I am trying to setup an nginx reverse proxy for Azure blob storage. I'm using the nginx:1.13.9-alpine image, and I have a simple proxy_pass configured like this:
location /container { proxy_pass https://account.blob.core.windows.net/container; proxy_set_header Host account.blob.core.windows.net } However, it doesn't quite work. A direct request to the storage account works, so I know the SAS token is good:
curl -v "https://account.blob.core.windows.net/container/file?st=2018-04-02T01%3A57%3A00Z&se=2018-04-11T01%3A57%3A00Z&sp=rl&sv=2015-12-11&sr=b&sig=<sig>" But using the same token through the proxy always returns a 403:
curl -v "https://proxy.mydomain.com/container/file?st=2018-04-02T01%3A57%3A00Z&se=2018-04-11T01%3A57%3A00Z&sp=rl&sv=2015-12-11&sr=b&sig=<sig>" ...snip... < HTTP/1.1 403 Server failed to authenticate the request. Make sure the value of Authorization header is formed correctly including the signature.
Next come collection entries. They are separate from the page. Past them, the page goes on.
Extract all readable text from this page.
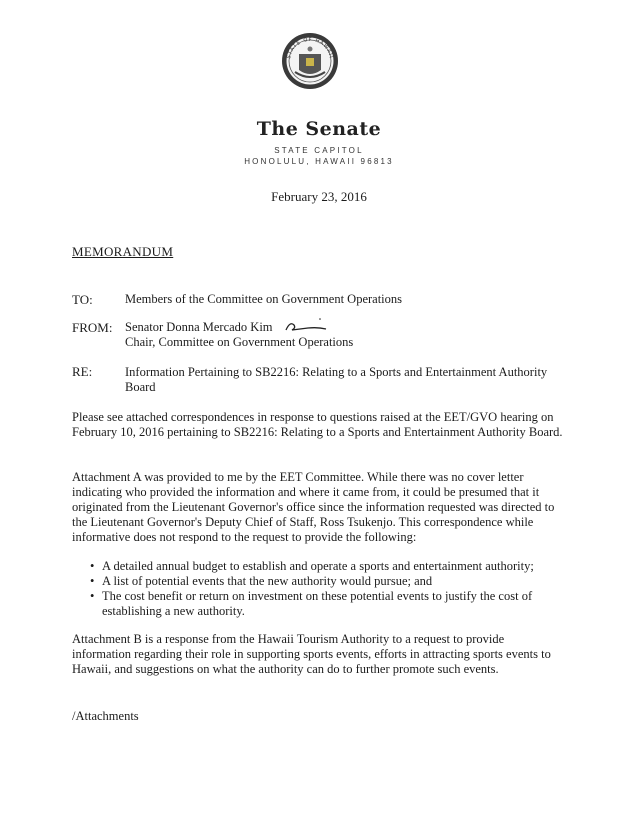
STATE OF HAWAII
The Senate
STATE CAPITOL
HONOLULU, HAWAII 96813
February 23, 2016
MEMORANDUM
TO:	Members of the Committee on Government Operations
FROM: Senator Donna Mercado Kim
Chair, Committee on Government Operations
RE:	Information Pertaining to SB2216: Relating to a Sports and Entertainment Authority Board

Please see attached correspondences in response to questions raised at the EET/GVO hearing on February 10, 2016 pertaining to SB2216: Relating to a Sports and Entertainment Authority Board.

Attachment A was provided to me by the EET Committee. While there was no cover letter indicating who provided the information and where it came from, it could be presumed that it originated from the Lieutenant Governor's office since the information requested was directed to the Lieutenant Governor's Deputy Chief of Staff, Ross Tsukenjo. This correspondence while informative does not respond to the request to provide the following:

• A detailed annual budget to establish and operate a sports and entertainment authority;
• A list of potential events that the new authority would pursue; and
• The cost benefit or return on investment on these potential events to justify the cost of establishing a new authority.

Attachment B is a response from the Hawaii Tourism Authority to a request to provide information regarding their role in supporting sports events, efforts in attracting sports events to Hawaii, and suggestions on what the authority can do to further promote such events.

/Attachments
In the server logs I just see:
10.240.0.4 - - [06/Apr/2018:04:07:30 +0000] "GET /container/file?st=2018-04-02T01%3A57%3A00Z&se=2018-04-11T01%3A57%3A00Z&sp=rl&sv=2015-12-11&sr=b&sig=<sig> HTTP/1.1" 403 621 "-" "curl/7.54.0" "-" I've seen some conflicting advice about needing to include $is_args, etc, but none of it seems to work. The same nginx instance proxies several other resources through other paths, all of which work as expected. What am I missing?
edit
I believe this is related to encoded characters like %2f in the url path. Azure Storage in this case is being used as the backend for a Docker Registry, and it likes to give blobs names like %2fdocker/registry/v2/blobs/sha256/e7/e7c1ef..ced394/data. If I add a sample blob in the container without the leading %2f, everything works as expected.